Yass Naubelle, une influenceuse française de 30 ans domiciliée à Marseille et d'origine algérienne, a été condamnée à un an de prison ferme par le tribunal correctionnel de Marrakech, lundi 22 juin 2026, pour avoir accusé la police marocaine de corruption dans une vidéo diffusée sur les réseaux sociaux. L'information a été rapportée mardi par la presse locale marocaine.
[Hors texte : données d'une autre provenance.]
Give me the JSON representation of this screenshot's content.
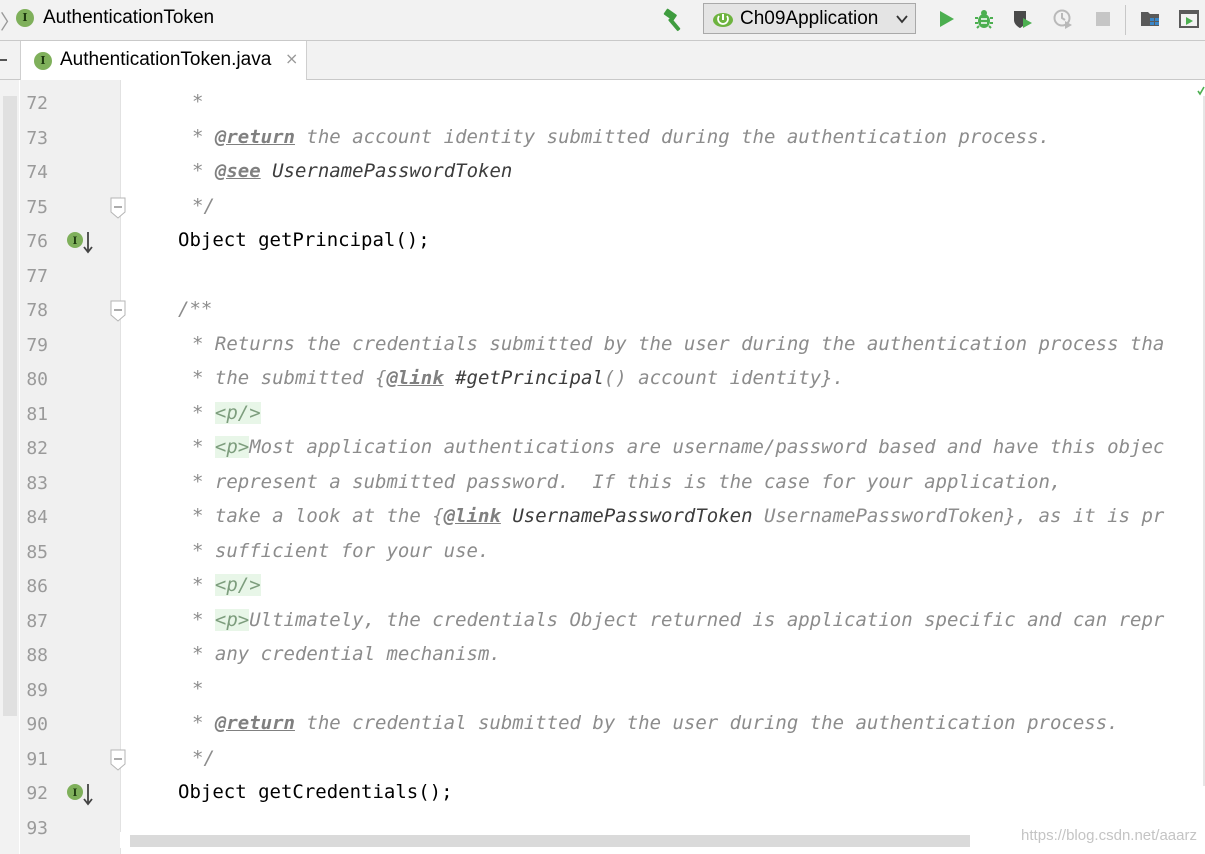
{
  "navbar": {
    "title": "AuthenticationToken",
    "badge_letter": "I"
  },
  "toolbar": {
    "run_configuration": "Ch09Application",
    "icons": [
      "build-hammer-icon",
      "run-icon",
      "debug-icon",
      "coverage-icon",
      "profile-icon",
      "stop-icon",
      "project-structure-icon",
      "run-dashboard-icon"
    ]
  },
  "tab": {
    "label": "AuthenticationToken.java",
    "badge_letter": "I",
    "close_glyph": "×"
  },
  "editor": {
    "lines": [
      {
        "number": "72",
        "segments": [
          {
            "t": "* ",
            "s": "c"
          }
        ]
      },
      {
        "number": "73",
        "segments": [
          {
            "t": "* ",
            "s": "c"
          },
          {
            "t": "@return",
            "s": "tag-kw"
          },
          {
            "t": " the account identity submitted during the authentication process.",
            "s": "c"
          }
        ]
      },
      {
        "number": "74",
        "segments": [
          {
            "t": "* ",
            "s": "c"
          },
          {
            "t": "@see",
            "s": "tag-kw"
          },
          {
            "t": " ",
            "s": "c"
          },
          {
            "t": "UsernamePasswordToken",
            "s": "ref"
          }
        ]
      },
      {
        "number": "75",
        "segments": [
          {
            "t": "*/",
            "s": "c"
          }
        ]
      },
      {
        "number": "76",
        "segments": [
          {
            "t": "Object getPrincipal();",
            "s": "plain"
          }
        ]
      },
      {
        "number": "77",
        "segments": []
      },
      {
        "number": "78",
        "segments": [
          {
            "t": "/**",
            "s": "c"
          }
        ]
      },
      {
        "number": "79",
        "segments": [
          {
            "t": "* Returns the credentials submitted by the user during the authentication process tha",
            "s": "c"
          }
        ]
      },
      {
        "number": "80",
        "segments": [
          {
            "t": "* the submitted {",
            "s": "c"
          },
          {
            "t": "@link",
            "s": "tag-kw"
          },
          {
            "t": " #getPrincipal",
            "s": "ref"
          },
          {
            "t": "() account identity}.",
            "s": "c"
          }
        ]
      },
      {
        "number": "81",
        "segments": [
          {
            "t": "* ",
            "s": "c"
          },
          {
            "t": "<p/>",
            "s": "html-tag"
          }
        ]
      },
      {
        "number": "82",
        "segments": [
          {
            "t": "* ",
            "s": "c"
          },
          {
            "t": "<p>",
            "s": "html-tag"
          },
          {
            "t": "Most application authentications are username/password based and have this objec",
            "s": "c"
          }
        ]
      },
      {
        "number": "83",
        "segments": [
          {
            "t": "* represent a submitted password.  If this is the case for your application,",
            "s": "c"
          }
        ]
      },
      {
        "number": "84",
        "segments": [
          {
            "t": "* take a look at the {",
            "s": "c"
          },
          {
            "t": "@link",
            "s": "tag-kw"
          },
          {
            "t": " UsernamePasswordToken",
            "s": "ref"
          },
          {
            "t": " UsernamePasswordToken}, as it is pr",
            "s": "c"
          }
        ]
      },
      {
        "number": "85",
        "segments": [
          {
            "t": "* sufficient for your use.",
            "s": "c"
          }
        ]
      },
      {
        "number": "86",
        "segments": [
          {
            "t": "* ",
            "s": "c"
          },
          {
            "t": "<p/>",
            "s": "html-tag"
          }
        ]
      },
      {
        "number": "87",
        "segments": [
          {
            "t": "* ",
            "s": "c"
          },
          {
            "t": "<p>",
            "s": "html-tag"
          },
          {
            "t": "Ultimately, the credentials Object returned is application specific and can repr",
            "s": "c"
          }
        ]
      },
      {
        "number": "88",
        "segments": [
          {
            "t": "* any credential mechanism.",
            "s": "c"
          }
        ]
      },
      {
        "number": "89",
        "segments": [
          {
            "t": "*",
            "s": "c"
          }
        ]
      },
      {
        "number": "90",
        "segments": [
          {
            "t": "* ",
            "s": "c"
          },
          {
            "t": "@return",
            "s": "tag-kw"
          },
          {
            "t": " the credential submitted by the user during the authentication process.",
            "s": "c"
          }
        ]
      },
      {
        "number": "91",
        "segments": [
          {
            "t": "*/",
            "s": "c"
          }
        ]
      },
      {
        "number": "92",
        "segments": [
          {
            "t": "Object getCredentials();",
            "s": "plain"
          }
        ]
      },
      {
        "number": "93",
        "segments": []
      }
    ],
    "fold_lines": [
      "75",
      "78",
      "91"
    ],
    "implemented_lines": [
      "76",
      "92"
    ]
  },
  "watermark": "https://blog.csdn.net/aaarz",
  "colors": {
    "comment": "#8c8c8c",
    "gutter": "#f0f0f0",
    "interface_badge": "#7fb05b",
    "run_green": "#4caf50"
  }
}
Arrestation à l'aéroport de Marrakech
La jeune femme, connue sous le pseudonyme « Yass Naubelle », a été arrêtée le 13 juin 2026 à l'aéroport de Marrakech alors qu'elle s'apprêtait à embarquer pour un vol à destination de la France. Elle a été placée en détention provisoire en attendant son jugement, selon les médias locaux.
La procédure judiciaire a été déclenchée après la publication d'une vidéo sur TikTok dans laquelle l'influenceuse accusait les policiers marocains « d'arrêter même les filles (...) pour rien » et « de chercher à gratter de l'argent » lors de contrôles routiers. Elle critiquait également la conduite « dangereuse » des Marocains à Marrakech, affirmant que les Algériens conduisaient mieux.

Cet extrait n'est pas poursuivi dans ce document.